Show that Gauss’s theorem is consistent with Coulomb’s law. Using it, derive an expression for the electric field due to a uniformly charged thin spherical shell of radius r at a point at a distance y from the centre of the shell such that:
(I) y>r, and
(II) y<r.

Answer 1

Gauss’s Theorem

Gauss’s Law establishes that the total electric flux through any closed surface is equivalent to the enclosed net charge divided by the permittivity of free space:

\[ \Phi_E = \oint \vec{E} \cdot d\vec{A} = \frac{q_{\text{in}}}{\varepsilon_0} \]

Consistency with Coulomb’s Law

Consider a point charge \( q \) situated at the center of a spherical Gaussian surface with radius \( r \).

Due to the inherent symmetry, the electric field \( E \) possesses a constant magnitude and is directed radially outward across the surface:

\[ \oint \vec{E} \cdot d\vec{A} = E \oint dA = E \cdot 4\pi r^2 \] \[ \Rightarrow E \cdot 4\pi r^2 = \frac{q}{\varepsilon_0} \Rightarrow E = \frac{1}{4\pi\varepsilon_0} \cdot \frac{q}{r^2} \]

This equation precisely matches the expression for the electric field generated by a point charge as derived from Coulomb’s law, thus confirming the consistency of Gauss’s law.

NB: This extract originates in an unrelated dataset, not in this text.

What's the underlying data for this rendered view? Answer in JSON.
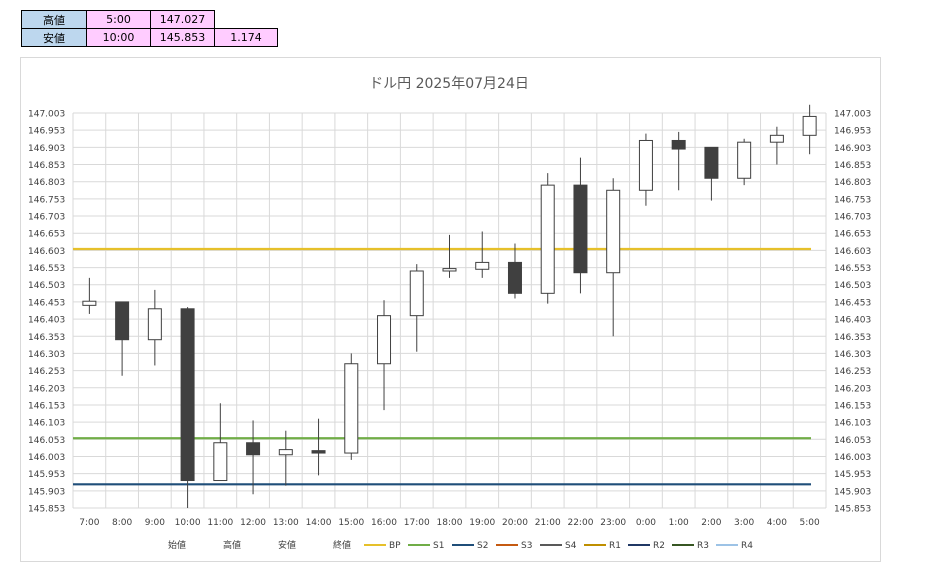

Electric Field Due to a Uniformly Charged Spherical Shell

Let the total charge on the shell be \( q \), the radius of the shell be \( r \), and the observation point be at a distance \( y \) from the center.

Case I: \( y > r \) (Outside the shell)

Employ a spherical Gaussian surface with radius \( y \). The enclosed charge is \( q \).

\[ \oint \vec{E} \cdot d\vec{A} = E \cdot 4\pi y^2 = \frac{q}{\varepsilon_0} \Rightarrow E = \frac{1}{4\pi\varepsilon_0} \cdot \frac{q}{y^2} \]

This result indicates that the spherical shell effectively behaves as if its entire charge were concentrated at its center.

Case II: \( y < r \) (Inside the shell)

In this scenario, the Gaussian surface is positioned within the shell. The enclosed charge is 0.

\[ \oint \vec{E} \cdot d\vec{A} = E \cdot 4\pi y^2 = 0 \Rightarrow E = 0 \]

Therefore, no electric field is present inside a uniformly charged spherical shell.

Summary:

The electric field \( E \) produced by a uniformly charged spherical shell is described by the following expression:

\[ E = \begin{cases} \frac{1}{4\pi\varepsilon_0} \cdot \frac{q}{y^2}, & \text{for } y > r \\ 0, & \text{for } y < r \end{cases} \]